Where magic is dark and gritty, characters troubled and twisted, and victory comes at a heavy price.
Deep under the City of Glass in the frozen southern land, an age-old machine called the Heart of the City radiates a power which locals call icefire. Most citizens are immune to it, but a few, always born with physical disabilities, can bend it to their will. For fifty years, the ruling Eagle Knights, who fly on the back of giant birds, have killed these Imperfects, fearing the return of the old royal family, who used icefire to cut out people's hearts, turning them into ghostly servitors.
The old king's grandson Tandor only sees the good things icefire brought: power and technology now forgotten while the people of the south live in dire poverty.

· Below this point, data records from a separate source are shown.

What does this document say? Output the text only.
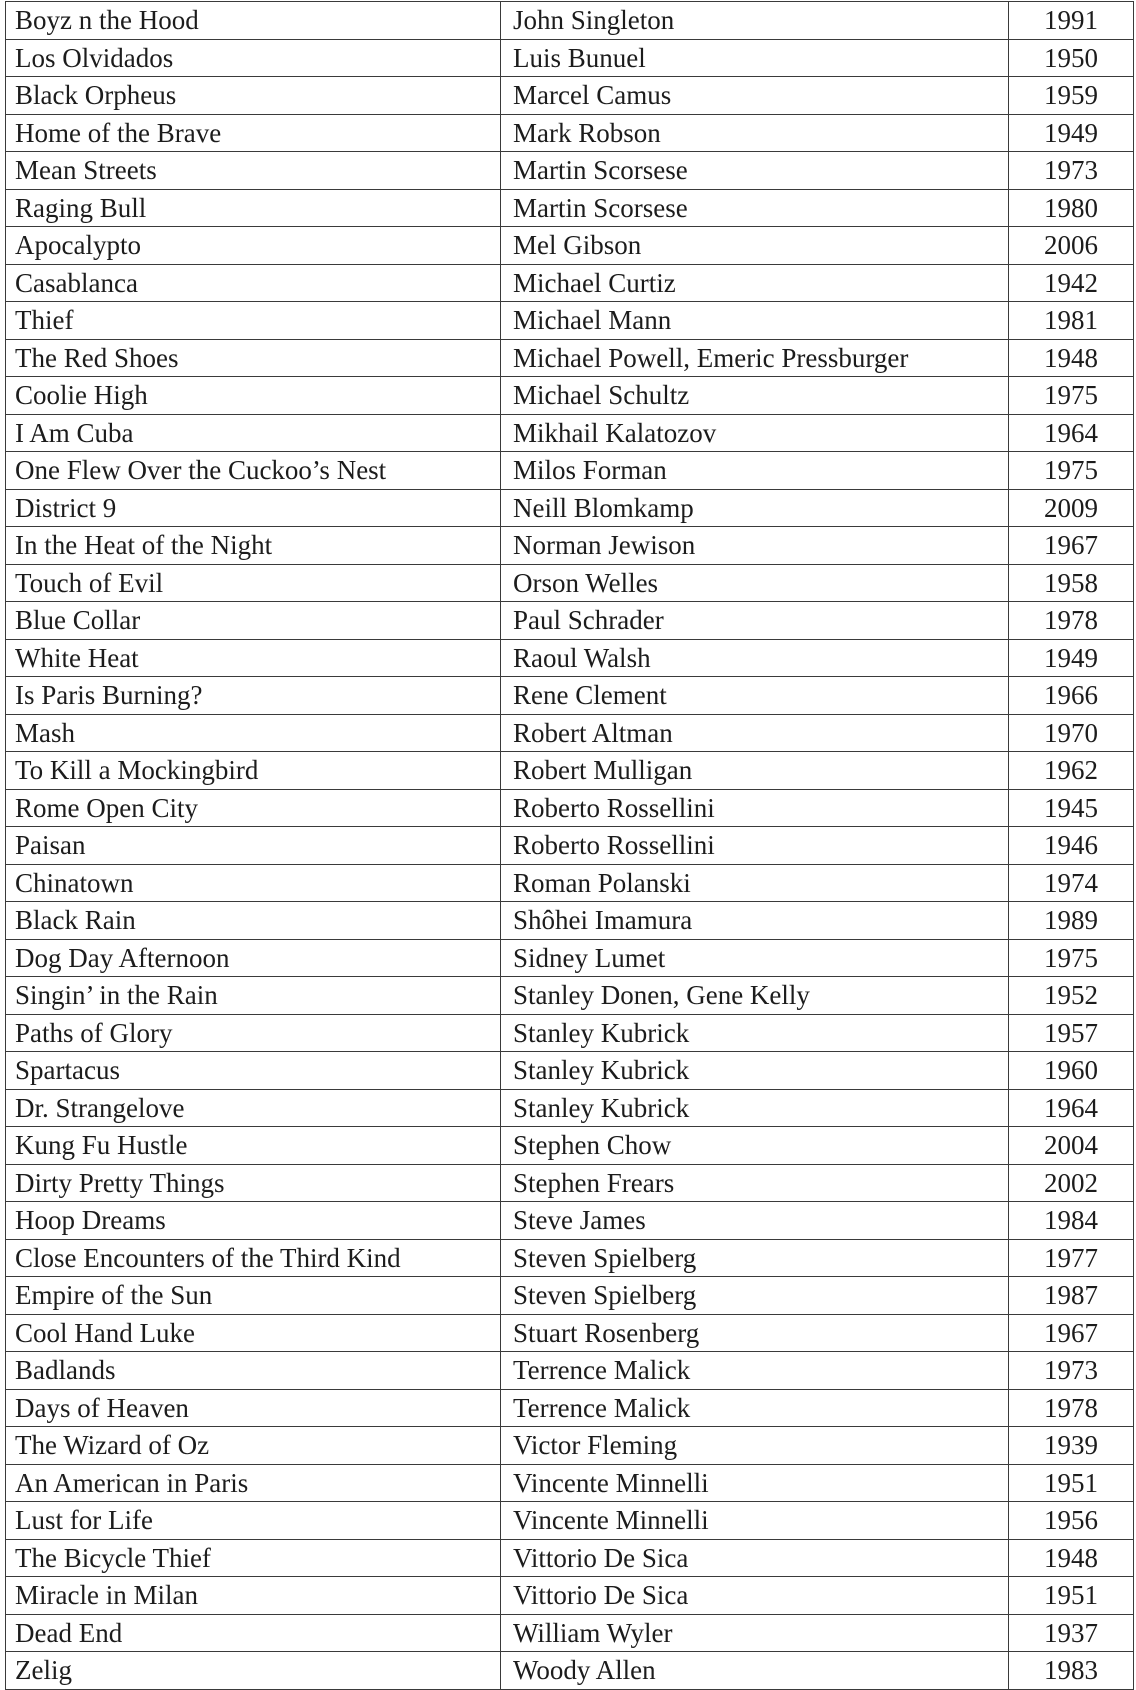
Boyz n the Hood	John Singleton	1991
Los Olvidados	Luis Bunuel	1950
Black Orpheus	Marcel Camus	1959
Home of the Brave	Mark Robson	1949
Mean Streets	Martin Scorsese	1973
Raging Bull	Martin Scorsese	1980
Apocalypto	Mel Gibson	2006
Casablanca	Michael Curtiz	1942
Thief	Michael Mann	1981
The Red Shoes	Michael Powell, Emeric Pressburger	1948
Coolie High	Michael Schultz	1975
I Am Cuba	Mikhail Kalatozov	1964
One Flew Over the Cuckoo’s Nest	Milos Forman	1975
District 9	Neill Blomkamp	2009
In the Heat of the Night	Norman Jewison	1967
Touch of Evil	Orson Welles	1958
Blue Collar	Paul Schrader	1978
White Heat	Raoul Walsh	1949
Is Paris Burning?	Rene Clement	1966
Mash	Robert Altman	1970
To Kill a Mockingbird	Robert Mulligan	1962
Rome Open City	Roberto Rossellini	1945
Paisan	Roberto Rossellini	1946
Chinatown	Roman Polanski	1974
Black Rain	Shôhei Imamura	1989
Dog Day Afternoon	Sidney Lumet	1975
Singin’ in the Rain	Stanley Donen, Gene Kelly	1952
Paths of Glory	Stanley Kubrick	1957
Spartacus	Stanley Kubrick	1960
Dr. Strangelove	Stanley Kubrick	1964
Kung Fu Hustle	Stephen Chow	2004
Dirty Pretty Things	Stephen Frears	2002
Hoop Dreams	Steve James	1984
Close Encounters of the Third Kind	Steven Spielberg	1977
Empire of the Sun	Steven Spielberg	1987
Cool Hand Luke	Stuart Rosenberg	1967
Badlands	Terrence Malick	1973
Days of Heaven	Terrence Malick	1978
The Wizard of Oz	Victor Fleming	1939
An American in Paris	Vincente Minnelli	1951
Lust for Life	Vincente Minnelli	1956
The Bicycle Thief	Vittorio De Sica	1948
Miracle in Milan	Vittorio De Sica	1951
Dead End	William Wyler	1937
Zelig	Woody Allen	1983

He's had enough of seeing his fellow kinsfolk slaughtered by ignorant Knights, of Imperfect babies being abandoned on the ice floes to be eaten by wild animals. His grandfather's diary tells him how to increase the beat of the Heart the first step to making the land glorious once more. Arrogant as he is, he sets the machine in motion. All he needs is an army of Imperfect servitors to control the resulting power.

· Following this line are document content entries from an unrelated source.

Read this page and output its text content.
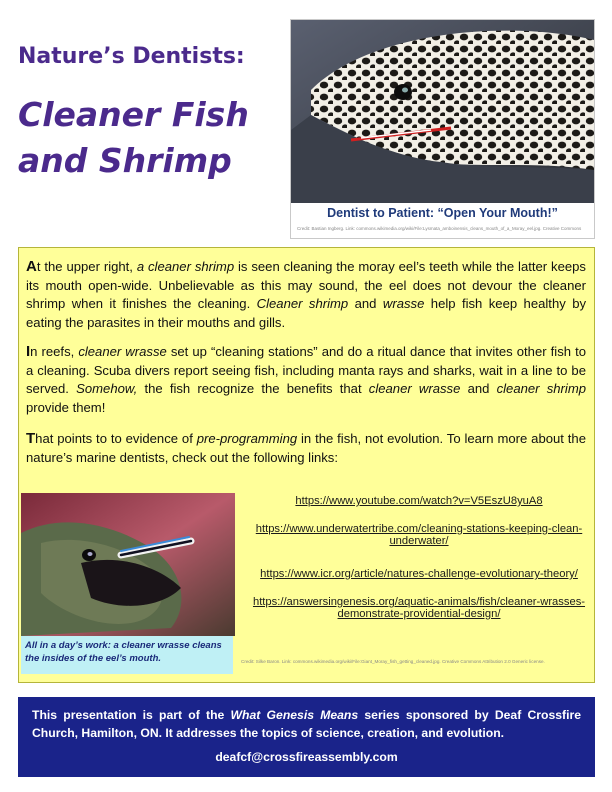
Nature’s Dentists:
Cleaner Fish and Shrimp
Dentist to Patient: “Open Your Mouth!”
Credit: Bastian Ingberg. Link: commons.wikimedia.org/wiki/File:Lysmata_amboinensis_cleans_mouth_of_a_Moray_eel.jpg. Creative Commons
At the upper right, a cleaner shrimp is seen cleaning the moray eel’s teeth while the latter keeps its mouth open-wide. Unbelievable as this may sound, the eel does not devour the cleaner shrimp when it finishes the cleaning. Cleaner shrimp and wrasse help fish keep healthy by eating the parasites in their mouths and gills.
In reefs, cleaner wrasse set up “cleaning stations” and do a ritual dance that invites other fish to a cleaning. Scuba divers report seeing fish, including manta rays and sharks, wait in a line to be served. Somehow, the fish recognize the benefits that cleaner wrasse and cleaner shrimp provide them!
That points to to evidence of pre-programming in the fish, not evolution. To learn more about the nature’s marine dentists, check out the following links:
All in a day’s work: a cleaner wrasse cleans the insides of the eel’s mouth.
https://www.youtube.com/watch?v=V5EszU8yuA8
https://www.underwatertribe.com/cleaning-stations-keeping-clean-underwater/
https://www.icr.org/article/natures-challenge-evolutionary-theory/
https://answersingenesis.org/aquatic-animals/fish/cleaner-wrasses-demonstrate-providential-design/
Credit: Silke Baron. Link: commons.wikimedia.org/wiki/File:Giant_Moray_fish_getting_cleaned.jpg. Creative Commons Attribution 2.0 Generic license.
This presentation is part of the What Genesis Means series sponsored by Deaf Crossfire Church, Hamilton, ON. It addresses the topics of science, creation, and evolution.
deafcf@crossfireassembly.com
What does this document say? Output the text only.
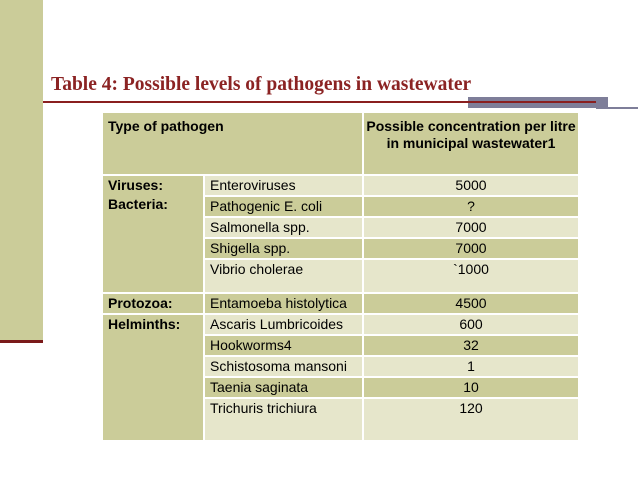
Table 4: Possible levels of pathogens in wastewater
Type of pathogen		Possible concentration per litre in municipal wastewater1
Viruses:	Enteroviruses	5000
Bacteria:	Pathogenic E. coli	?
	Salmonella spp.	7000
	Shigella spp.	7000
	Vibrio cholerae	`1000

Protozoa:	Entamoeba histolytica	4500
Helminths:	Ascaris Lumbricoides	600
	Hookworms4	32
	Schistosoma mansoni	1
	Taenia saginata	10
	Trichuris trichiura	120
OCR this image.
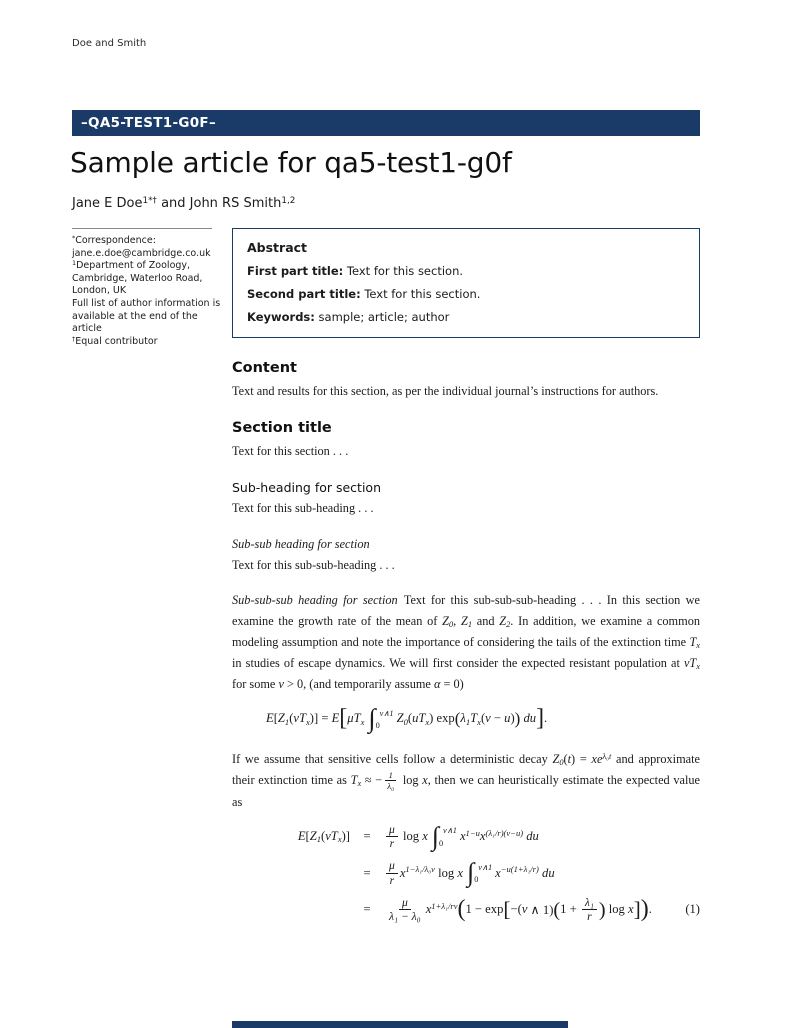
Doe and Smith
–QA5-TEST1-G0F–
Sample article for qa5-test1-g0f
Jane E Doe$^{1*\dagger}$ and John RS Smith$^{1,2}$
*Correspondence:
jane.e.doe@cambridge.co.uk
$^1$Department of Zoology,
Cambridge, Waterloo Road,
London, UK
Full list of author information is
available at the end of the article
†Equal contributor
Abstract
First part title: Text for this section.
Second part title: Text for this section.
Keywords: sample; article; author
Content

Text and results for this section, as per the individual journal’s instructions for authors.

Section title

Text for this section . . .

Sub-heading for section

Text for this sub-heading . . .

Sub-sub heading for section

Text for this sub-sub-heading . . .

Sub-sub-sub heading for section Text for this sub-sub-sub-heading . . . In this section we examine the growth rate of the mean of $Z_0$, $Z_1$ and $Z_2$. In addition, we examine a common modeling assumption and note the importance of considering the tails of the extinction time $T_x$ in studies of escape dynamics. We will first consider the expected resistant population at $vT_x$ for some v > 0, (and temporarily assume α = 0)

E [ $Z_1$ ( $vT_x$ )] = E [ $\mu T_x$ ∫ v∧1
0
$Z_0$ ( $uT_x$ ) exp ( $\lambda_1$ $T_x$ ( v − u ) )
du ] .

If we assume that sensitive cells follow a deterministic decay $Z_0(t) = xe^{\lambda_0t}$ and approximate their extinction time as $T_x$ ≈ − $\frac{1}{\text{λ₀}}$ log x, then we can heuristically estimate the expected value as

E [ $Z_1$ ( $vT_x$ )]	=	$\frac{\mu}{r}$ log x ∫ v∧1
0
$x^{1-u}$ $x^{(\lambda_1/r)(v-u)}$
du
=	$\frac{\mu}{r} x^{1-\lambda_1/\lambda_0v}$ log x ∫ v∧1
0
$x^{-u(1+\lambda_1/r)}$
du
=	$\frac{\mu}{\text{λ₁ − λ₀}} x^{1+\lambda_1/rv}$ ( 1 − exp [ −( v ∧ 1) ( $1 + \frac{\text{λ₁}}{r}$ ) log x ] ) .	(1)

Isandor is Imperfect, an ex-Knight apprentice, betrayed by his best friend and running for his life.
The queen Jevaithi is Imperfect, living like a prisoner amidst leering Knights, surviving only because the common people would rebel if their beloved queen were harmed.
Both are young and desperate and should be grateful that Tandor wants to rescue them from their hopeless situations. Or so he thinks. The youngsters, however, have no inclination to become heartless ghosts, but while they defy Tandor, the Heart beats, and he alone cannot control its power.
This will appeal to readers of Joe Abercrombie and George R.R. Martin.